As far as genetics goes, first cousin marriages do lead to more birth defects, but the effect is fairly minimal, the equivalent of having children in your forties.  Repeated cousin marriage in the same family increases this genetic risk, but so does endogamous marriage more generally, and we have no similar taboo or laws against Amish people marrying within their own community, or Jewish people marrying within ours.  The taboos against cousin marriage in the West (and laws in parts of the US) are only relatively recent and date back to the end of the 19th and beginning of the 20th century, when the study of inheritance was in its infancy, and subsequent scientific studies have not borne out the fears that led to those laws.
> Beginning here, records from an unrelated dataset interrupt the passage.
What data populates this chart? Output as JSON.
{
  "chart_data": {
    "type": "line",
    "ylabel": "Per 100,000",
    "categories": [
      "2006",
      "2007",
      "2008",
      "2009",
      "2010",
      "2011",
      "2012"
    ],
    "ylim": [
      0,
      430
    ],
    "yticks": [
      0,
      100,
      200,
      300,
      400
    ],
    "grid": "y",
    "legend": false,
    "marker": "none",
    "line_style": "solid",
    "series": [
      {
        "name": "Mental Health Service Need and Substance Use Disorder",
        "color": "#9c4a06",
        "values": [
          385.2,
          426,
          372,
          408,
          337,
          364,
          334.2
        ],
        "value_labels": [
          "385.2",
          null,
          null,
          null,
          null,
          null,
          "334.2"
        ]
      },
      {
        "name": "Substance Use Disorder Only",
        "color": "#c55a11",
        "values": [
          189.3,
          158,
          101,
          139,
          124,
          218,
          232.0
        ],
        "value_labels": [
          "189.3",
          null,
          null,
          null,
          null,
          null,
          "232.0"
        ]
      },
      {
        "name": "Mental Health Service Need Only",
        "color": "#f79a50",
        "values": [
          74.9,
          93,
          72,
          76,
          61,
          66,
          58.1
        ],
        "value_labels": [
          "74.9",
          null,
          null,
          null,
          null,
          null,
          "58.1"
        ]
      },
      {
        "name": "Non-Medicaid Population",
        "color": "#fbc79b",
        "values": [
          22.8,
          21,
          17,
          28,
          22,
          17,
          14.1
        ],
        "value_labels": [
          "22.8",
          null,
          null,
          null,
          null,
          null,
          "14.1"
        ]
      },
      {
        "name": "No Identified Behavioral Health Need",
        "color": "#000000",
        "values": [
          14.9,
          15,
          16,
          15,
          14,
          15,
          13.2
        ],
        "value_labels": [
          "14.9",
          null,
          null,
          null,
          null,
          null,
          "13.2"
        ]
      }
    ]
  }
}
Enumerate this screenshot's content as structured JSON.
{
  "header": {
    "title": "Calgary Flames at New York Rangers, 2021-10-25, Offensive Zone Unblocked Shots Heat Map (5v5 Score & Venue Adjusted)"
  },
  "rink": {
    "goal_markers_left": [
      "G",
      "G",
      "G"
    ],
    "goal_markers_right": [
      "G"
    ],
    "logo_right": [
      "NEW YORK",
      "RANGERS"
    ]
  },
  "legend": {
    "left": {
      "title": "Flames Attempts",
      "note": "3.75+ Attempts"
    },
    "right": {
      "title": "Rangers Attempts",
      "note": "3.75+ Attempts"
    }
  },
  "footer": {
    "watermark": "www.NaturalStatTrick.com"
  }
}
In short, cousin marriage is a cultural taboo in certain parts of the world.  It is not a universal taboo, nor is it reflective of any great scientific or moral truth.  Marrying a cousin might not be something I ever want to do, but I do think that we should acknowledge that this taboo is an artifact of modern Western culture and society rather than something universal or objectively wrong.

As for the cultural context of the Star Wars movies, I agree, it’s highly unlikely we will see a cousin marriage featured in a Star Wars movie.  However, there is a massive difference between, “We aren’t likely to see a pair of cousins in a romantic relationship in the Star Wars movies, because they are written by Westerners for a primarily Western audience, and the Western taboos against cousin relationships are going to be reflected,” and “Cousin marriage is horrible and disgusting, and you should be ashamed for thinking otherwise.”